The first night I don’t bring the camera, and Mommy gets to shampoo Claire’s hair and change her diaper for the first time. D’oh! It was really neat to watch, though. I got to change Brooke’s diaper for the first time the night before. All the nurses we’ve had seem very competent and skilled, but we really like the ones that involve us without having to be asked, because the fear of getting in the way of the care our daughters need to receive tends to make us sort of shy about asking to do things. (It took me probably three days before I felt like it was okay to open the portholes on my daughters’ isolettes to touch them without asking permission first.)

Then I held Brooke while Daddy held Claire. I was holding her “skin to skin” (they put her inside my shirt) and Nurse C. told me to try to move her to my breast and see what she would do. Both girls are not able to do mouth feedings yet; they have feeding tubes that go right to their stomachs. But the nurses have told us that we will do “non-nutritive” breast feedings where the girls just practice latching on and sucking a little (I have to pump first to empty out). Well, Brooke took to it right away. She knew exactly what to do! It was amazing! I can’t even begin to describe how special it was. After all the visits where I sometimes feel like I not their mother, but just some lady who likes to hold and takes pictures of them, I finally felt like a mom. I got to do something for Brooke that no one else could.

I’ve been very fortunate to see many awesome sights of the world with my own eyes: Machu Picchu, the Taj Mahal, the lost city of Petra, Ayer’s Rock, WWII wreck dives in Truk Lagoon, and more. None of those things were more beautiful or more awesome than watching my daughter Brooke latch on for the first time and Kat’s expression when she did it.

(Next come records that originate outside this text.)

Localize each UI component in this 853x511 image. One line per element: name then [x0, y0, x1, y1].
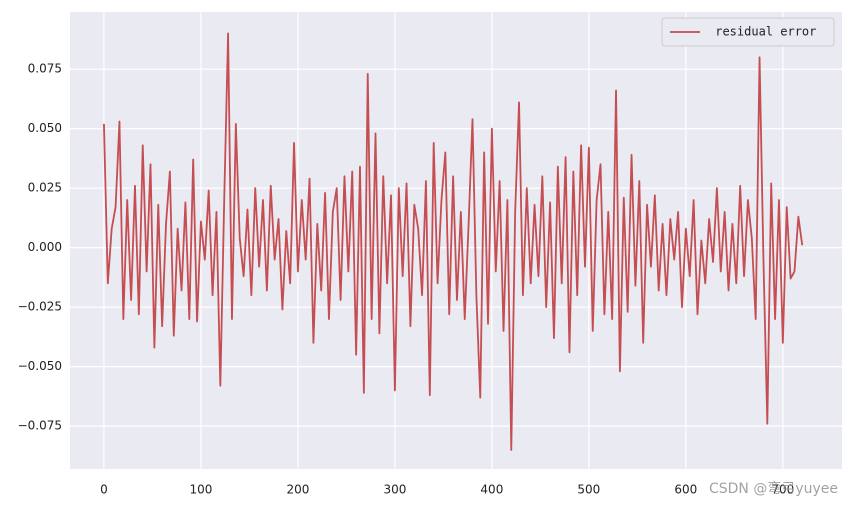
x-tick-label: 100: [189, 483, 212, 497]
y-tick-label: 0.000: [28, 240, 62, 254]
x-tick-label: 600: [674, 483, 697, 497]
watermark: CSDN @弯弓yuyee: [709, 480, 838, 497]
y-tick-label: −0.025: [18, 300, 62, 314]
y-tick-label: 0.075: [28, 62, 62, 76]
x-tick-label: 700: [771, 483, 794, 497]
y-tick-label: 0.050: [28, 121, 62, 135]
y-tick-label: −0.050: [18, 359, 62, 373]
y-tick-label: −0.075: [18, 419, 62, 433]
legend-label: residual error: [708, 25, 816, 39]
x-tick-label: 400: [480, 483, 503, 497]
x-tick-label: 300: [383, 483, 406, 497]
x-tick-label: 500: [577, 483, 600, 497]
x-tick-label: 200: [286, 483, 309, 497]
legend-box: [661, 17, 835, 47]
data-line: [103, 32, 804, 451]
x-tick-label: 0: [100, 483, 108, 497]
y-tick-label: 0.025: [28, 181, 62, 195]
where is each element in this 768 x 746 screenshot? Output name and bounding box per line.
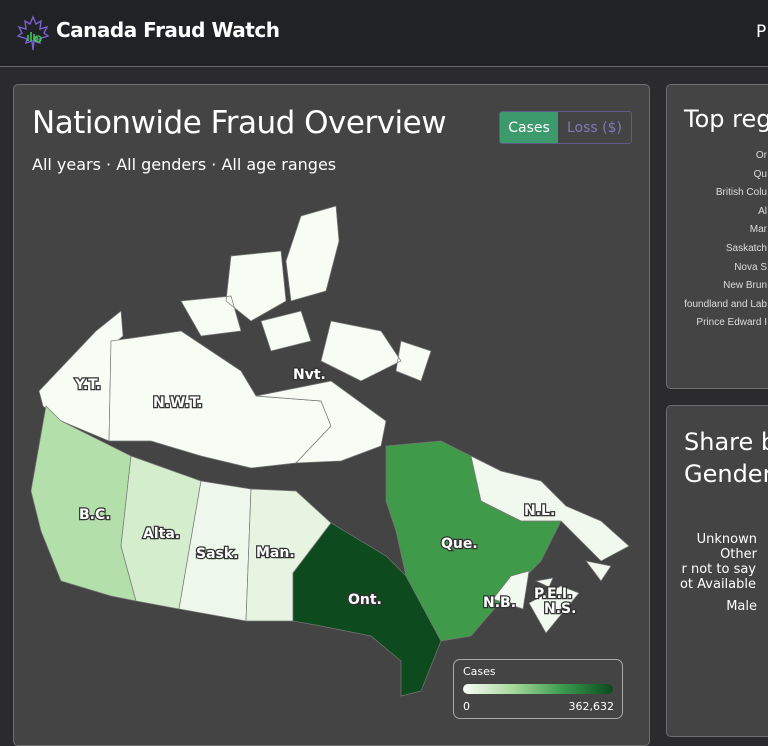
region-bar-label: Qu <box>753 168 767 180</box>
pie-label-male: Male <box>726 599 757 614</box>
legend-max: 362,632 <box>568 700 615 713</box>
page-title: Nationwide Fraud Overview <box>32 105 447 141</box>
region-bar-label: Nova S <box>734 261 767 273</box>
pie-label-unknown: Unknown <box>696 532 757 547</box>
filter-summary: All years · All genders · All age ranges <box>32 155 337 174</box>
metric-toggle[interactable]: Cases Loss ($) <box>499 111 632 144</box>
region-nl[interactable] <box>470 455 630 582</box>
region-bc[interactable] <box>30 405 137 602</box>
gender-share-panel: Share b Gender Unknown Other r not to say… <box>666 405 768 737</box>
label-nl: N.L. <box>524 503 555 519</box>
top-regions-title: Top reg <box>684 105 768 133</box>
label-ont: Ont. <box>348 592 382 608</box>
top-regions-panel: Top reg Or Qu British Colu Al Mar Saskat… <box>666 84 768 389</box>
top-bar: Canada Fraud Watch P <box>0 0 768 67</box>
app-title: Canada Fraud Watch <box>56 18 280 42</box>
label-alta: Alta. <box>143 526 180 542</box>
region-bar-label: Al <box>758 205 767 217</box>
region-bar-label: Or <box>755 150 767 161</box>
maple-leaf-logo-icon <box>16 15 50 51</box>
region-pei[interactable] <box>534 577 554 588</box>
region-bar-label: Prince Edward I <box>696 317 767 329</box>
cases-toggle-button[interactable]: Cases <box>500 112 558 143</box>
label-yt: Y.T. <box>74 377 101 393</box>
label-ns: N.S. <box>544 601 576 617</box>
label-que: Que. <box>441 536 478 552</box>
label-nvt: Nvt. <box>293 367 326 383</box>
label-bc: B.C. <box>79 507 111 523</box>
nav-link[interactable]: P <box>756 22 767 42</box>
top-regions-list: Or Qu British Colu Al Mar Saskatch Nova … <box>684 150 767 336</box>
label-sask: Sask. <box>196 546 239 562</box>
loss-toggle-button[interactable]: Loss ($) <box>567 119 622 136</box>
region-bar-label: New Brun <box>723 280 767 292</box>
label-nwt: N.W.T. <box>153 395 202 411</box>
region-bar-label: Mar <box>749 224 767 236</box>
legend-min: 0 <box>463 700 470 713</box>
legend-color-scale <box>463 684 613 694</box>
pie-label-not-available: ot Available <box>679 577 756 592</box>
region-bar-label: British Colu <box>715 187 767 199</box>
legend-title: Cases <box>463 665 496 678</box>
canada-map: Y.T. N.W.T. Nvt. B.C. Alta. Sask. Man. O… <box>30 205 630 697</box>
overview-panel: Nationwide Fraud Overview All years · Al… <box>13 84 650 746</box>
region-bar-label: foundland and Lab <box>684 298 767 310</box>
arctic-islands <box>180 205 432 382</box>
region-ont[interactable] <box>292 522 442 697</box>
region-nb[interactable] <box>492 570 530 610</box>
label-pei: P.E.I. <box>534 586 572 602</box>
map-legend: Cases 0 362,632 <box>453 659 623 719</box>
region-alta[interactable] <box>120 455 202 610</box>
region-nvt[interactable] <box>255 380 387 464</box>
pie-label-other: Other <box>720 547 757 562</box>
gender-share-title: Share b Gender <box>684 428 768 488</box>
region-ns[interactable] <box>528 585 580 634</box>
region-bar-label: Saskatch <box>725 242 767 254</box>
label-man: Man. <box>256 545 295 561</box>
pie-label-prefer-not: r not to say <box>681 562 756 577</box>
label-nb: N.B. <box>483 595 516 611</box>
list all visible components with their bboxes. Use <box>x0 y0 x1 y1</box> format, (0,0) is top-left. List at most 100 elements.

So hopefully they will have a good night and be able to be transferred tomorrow. But if not, it will be okay. They need to be where they can get the best care. If that means they need to stay where they are longer, I am fine with it.

We both look forward to having them closer, but the added convenience is much less important than feeling that they’re ready. We don’t want to rush things if they’re better off staying put, but if/when the doctors tell us they really think they’re ready, we’ll be glad to have them about a 5-minute drive from home. Not as glad as having them actually home, but closer is better.